Literatüre göre 1935’te derneğin kapatılması birinci dalga feminist hareketin sonu olur.[1] Bundan sonra 1980’de tekrar bağımsız bir kadın hareketi ortaya çıkana kadar bir “sessizlik” dönemi yaşanır. Halbuki çok partili hayata geçildikten sonra kadınlar yine örgütlenmiş, siyasi hak talepleriyle baskı yapmış, hatta bir parti kurma girişiminde bile bulunmuştur. Bu yazıda, kadın hareketi tarihinin az bilinen bir dönemi olan 1950’li yıllara, bu dönemde kadınların siyasi hak taleplerine ve parti kurma girişimine odaklanarak kadınların hak mücadelesindeki süreklilikler vurgulanmaya çalışılacaktır.

Tek parti döneminden sonra kadınların örgütlenmesinde önemli bir dönemeç 1946’da Cemiyetler Kanunu’nda bulunan ve “aile, cemaat, ırk, cins ve sınıf esasına veya adına dayanan” derneklerin kurulmasını yasaklayan maddenin kaldırılmasıdır. Bu değişiklik yasal olarak kadın derneklerinin kurulabilmesinin önünü açar. 1950’lerde birçok kadın derneği kurulur ve tek parti rejiminin etkisi bu dönemden itibaren ortadan kalkmaya başlar.

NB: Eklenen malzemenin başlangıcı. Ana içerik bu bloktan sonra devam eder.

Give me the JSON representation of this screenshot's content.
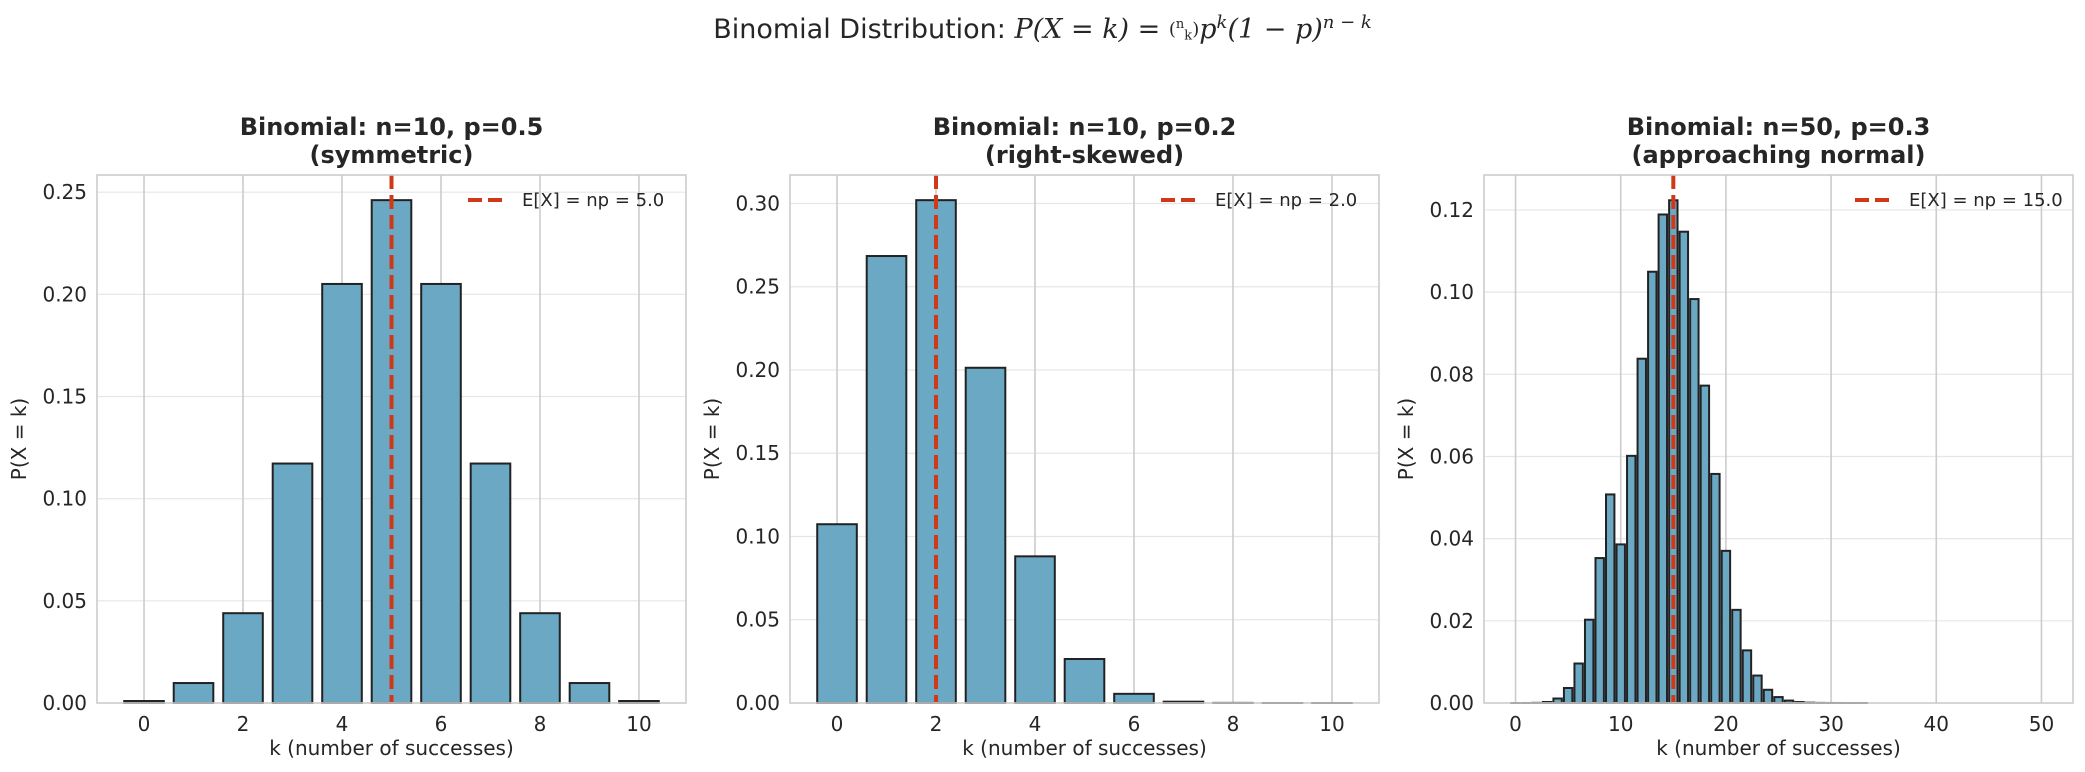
{
  "figure": {
    "suptitle_prefix": "Binomial Distribution: ",
    "suptitle_formula": "P(X = k) = (n k) p^k (1 − p)^(n − k)"
  },
  "colors": {
    "bar": "#6aa8c4",
    "bar_edge": "#222222",
    "mean_line": "#d0381a"
  },
  "chart_data": [
    {
      "type": "bar",
      "title": [
        "Binomial: n=10, p=0.5",
        "(symmetric)"
      ],
      "xlabel": "k (number of successes)",
      "ylabel": "P(X = k)",
      "x": [
        0,
        1,
        2,
        3,
        4,
        5,
        6,
        7,
        8,
        9,
        10
      ],
      "values": [
        0.00098,
        0.00977,
        0.04395,
        0.11719,
        0.20508,
        0.24609,
        0.20508,
        0.11719,
        0.04395,
        0.00977,
        0.00098
      ],
      "xlim": [
        -0.95,
        10.95
      ],
      "ylim": [
        0,
        0.2584
      ],
      "xticks": [
        0,
        2,
        4,
        6,
        8,
        10
      ],
      "xtick_labels": [
        "0",
        "2",
        "4",
        "6",
        "8",
        "10"
      ],
      "yticks": [
        0,
        0.05,
        0.1,
        0.15,
        0.2,
        0.25
      ],
      "ytick_labels": [
        "0.00",
        "0.05",
        "0.10",
        "0.15",
        "0.20",
        "0.25"
      ],
      "mean": 5.0,
      "legend": "E[X] = np = 5.0",
      "legend_position": "upper right",
      "grid": true
    },
    {
      "type": "bar",
      "title": [
        "Binomial: n=10, p=0.2",
        "(right-skewed)"
      ],
      "xlabel": "k (number of successes)",
      "ylabel": "P(X = k)",
      "x": [
        0,
        1,
        2,
        3,
        4,
        5,
        6,
        7,
        8,
        9,
        10
      ],
      "values": [
        0.10737,
        0.26844,
        0.30199,
        0.20133,
        0.08808,
        0.02642,
        0.00551,
        0.00079,
        7e-05,
        4e-06,
        1e-07
      ],
      "xlim": [
        -0.95,
        10.95
      ],
      "ylim": [
        0,
        0.3171
      ],
      "xticks": [
        0,
        2,
        4,
        6,
        8,
        10
      ],
      "xtick_labels": [
        "0",
        "2",
        "4",
        "6",
        "8",
        "10"
      ],
      "yticks": [
        0,
        0.05,
        0.1,
        0.15,
        0.2,
        0.25,
        0.3
      ],
      "ytick_labels": [
        "0.00",
        "0.05",
        "0.10",
        "0.15",
        "0.20",
        "0.25",
        "0.30"
      ],
      "mean": 2.0,
      "legend": "E[X] = np = 2.0",
      "legend_position": "upper right",
      "grid": true
    },
    {
      "type": "bar",
      "title": [
        "Binomial: n=50, p=0.3",
        "(approaching normal)"
      ],
      "xlabel": "k (number of successes)",
      "ylabel": "P(X = k)",
      "x": [
        0,
        1,
        2,
        3,
        4,
        5,
        6,
        7,
        8,
        9,
        10,
        11,
        12,
        13,
        14,
        15,
        16,
        17,
        18,
        19,
        20,
        21,
        22,
        23,
        24,
        25,
        26,
        27,
        28,
        29,
        30,
        31,
        32,
        33,
        34,
        35,
        36,
        37,
        38,
        39,
        40,
        41,
        42,
        43,
        44,
        45,
        46,
        47,
        48,
        49,
        50
      ],
      "values": [
        2e-07,
        4e-06,
        4e-05,
        0.000245,
        0.00109,
        0.00365,
        0.00961,
        0.02027,
        0.03527,
        0.05076,
        0.0386,
        0.06015,
        0.08379,
        0.10496,
        0.11889,
        0.12235,
        0.1147,
        0.09831,
        0.07724,
        0.05575,
        0.03703,
        0.02267,
        0.01281,
        0.00668,
        0.00322,
        0.00144,
        0.00059,
        0.00023,
        8.2e-05,
        2.7e-05,
        8.3e-06,
        2.3e-06,
        6e-07,
        1e-07,
        0,
        0,
        0,
        0,
        0,
        0,
        0,
        0,
        0,
        0,
        0,
        0,
        0,
        0,
        0,
        0,
        0
      ],
      "xlim": [
        -3.0,
        53.0
      ],
      "ylim": [
        0,
        0.1285
      ],
      "xticks": [
        0,
        10,
        20,
        30,
        40,
        50
      ],
      "xtick_labels": [
        "0",
        "10",
        "20",
        "30",
        "40",
        "50"
      ],
      "yticks": [
        0,
        0.02,
        0.04,
        0.06,
        0.08,
        0.1,
        0.12
      ],
      "ytick_labels": [
        "0.00",
        "0.02",
        "0.04",
        "0.06",
        "0.08",
        "0.10",
        "0.12"
      ],
      "mean": 15.0,
      "legend": "E[X] = np = 15.0",
      "legend_position": "upper right",
      "grid": true
    }
  ]
}
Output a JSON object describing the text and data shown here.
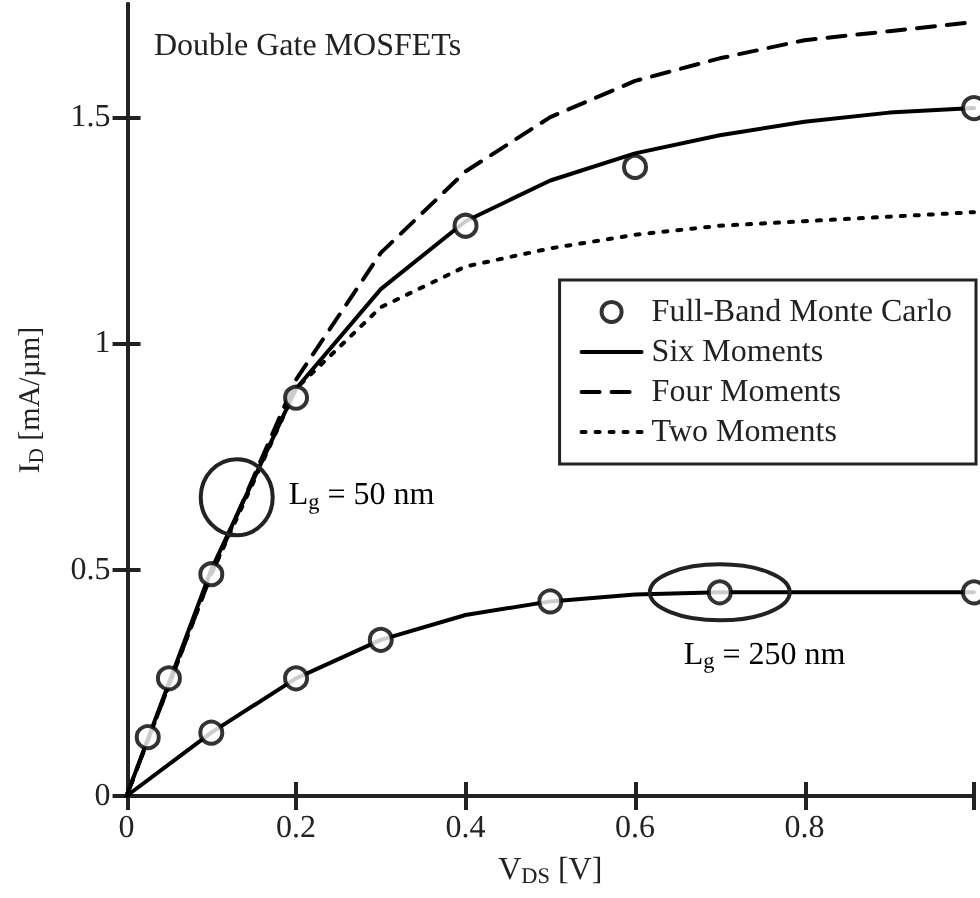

Bu dönemde etkili olan kadın derneklerinden bazıları Yardım Sevenler Derneği (1928), Türk Kadınlar Birliği (TKB-1949), Türk Üniversiteli Kadınlar Derneği (1949), Kadının Sosyal Hayatını Tetkik Kurumu (1953), Türk Anneler Derneği (1953), Kadın Haklarını Koruma Derneği (KHKD-1954) ve Kadınlar Dayanışma Derneği (1959)’dir. Bu derneklerin hepsi hayırseverlik faaliyeti yapmaktadır. Bunun dışında bazı dernekler ise siyasi hak taleplerinde bulunur ve tek parti döneminde kadınların elde ettiği seçme ve seçilme hakkının uygulanması konusunda baskı yapar. 1950’li yıllarda örgütlü kadınlar parlamentoda kadın milletvekili sayısını artırabilmek için mücadele eder.

1947’de yayın hayatına başlayan ve kadın hareketinin önemli isimlerinden İffet Halim Oruz tarafından çıkarılan Kadın Gazetesi’nde kadınlar, siyasi hakların uygulanmamasını yoğun bir şekilde tartışmaktadır. Her seçim döneminde siyasi partilerin listelerinde az sayıda kadın adaya yer vermeleri, seçimden sonra da mecliste çok az sayıda kadın milletvekili olması ve hiç kadın bakan olmaması kadınlar tarafından çok eleştirilir. Gazetede yazan kadınlar, seçim dönemlerinde köşe yazıları ve röportajlarla bir kamuoyu oluşturmaya ve siyasi partiler üzerinde baskı kurmaya çalışır. Kadınlar siyasi hak açısından eşitlik olmadığını ve haklarını kullanamadıklarını[2]; nüfusun ve seçmen sayısının önemli bir kısmını oluşturdukları halde temsil edilemediklerini söylemektedir. Ayrıca kadınlar, siyasi partilerde çalıştığı ve köylerde parti propagandası yaptığı halde seçim listelerinde yer alamadıklarını da belirtir.[3]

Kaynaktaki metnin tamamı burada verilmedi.